German imports from other EU countries climbed 11.2% in August and exports to those countries jumped 15.7% over the same period last year. This is another poor data point out of Germany around their manufacturing and exports, which will weigh heavily on the single currency.
The weekly EURUSD chart is showing how weak the single currency is and this is helping to support the US dollar index. Major support levels for the EURUSD are towards the 1.1400-1.13500 levels, so a visit to 1.1500 is quite likely. To the upside, the weekly 20-period moving average is now under the 50-period moving average so momentum is building to the downside.
News out of China this morning showed that in September, the Caixin Services Purchasing Managers' Index (PMI) rose to 53.4, according to IHS Markit. The figure was 6.7% points higher than the previous month. September also saw an increase in total new work, as services companies reported increased sales, and manufacturing firms saw an increase in new orders overall.
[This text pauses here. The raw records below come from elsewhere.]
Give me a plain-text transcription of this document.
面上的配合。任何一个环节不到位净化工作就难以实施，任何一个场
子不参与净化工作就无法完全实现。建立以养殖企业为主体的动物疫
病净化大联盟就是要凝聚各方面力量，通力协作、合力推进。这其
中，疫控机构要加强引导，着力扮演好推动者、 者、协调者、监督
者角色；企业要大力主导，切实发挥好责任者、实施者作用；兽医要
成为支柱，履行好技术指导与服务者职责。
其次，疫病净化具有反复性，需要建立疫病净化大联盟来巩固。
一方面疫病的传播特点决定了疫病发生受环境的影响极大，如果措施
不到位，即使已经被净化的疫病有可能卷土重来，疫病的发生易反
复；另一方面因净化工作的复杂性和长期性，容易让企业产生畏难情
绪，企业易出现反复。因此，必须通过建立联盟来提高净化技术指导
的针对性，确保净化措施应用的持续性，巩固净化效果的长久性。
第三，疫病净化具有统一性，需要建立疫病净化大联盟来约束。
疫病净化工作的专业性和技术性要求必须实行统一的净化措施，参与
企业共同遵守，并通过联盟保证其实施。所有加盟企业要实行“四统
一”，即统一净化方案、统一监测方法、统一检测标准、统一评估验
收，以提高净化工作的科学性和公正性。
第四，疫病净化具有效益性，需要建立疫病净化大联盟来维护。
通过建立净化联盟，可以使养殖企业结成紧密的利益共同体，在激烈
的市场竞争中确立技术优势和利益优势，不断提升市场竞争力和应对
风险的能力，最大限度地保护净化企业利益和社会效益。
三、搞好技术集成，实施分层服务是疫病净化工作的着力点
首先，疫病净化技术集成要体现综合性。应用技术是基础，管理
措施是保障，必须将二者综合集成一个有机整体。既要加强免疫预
There are still major disruptions due to COVID-19 but the jump today in the Caixin figures is very encouraging.
The CNY is one of the strongest currencies this morning with the yen coming in the weakest. The Australian dollar couldn’t capitalize on the good news out of China as the RBA’s financial stability report detailed some worrying figures. In the report, the RBA stated that there is a risk of excessive borrowing due to low-interest rates and rising house prices, with some borrowers struggling with loan repayments. The spread of the Delta variant and ensuing extended lockdowns in New South Wales, Victoria, and the ACT has resulted in output and employment falling in the September quarter.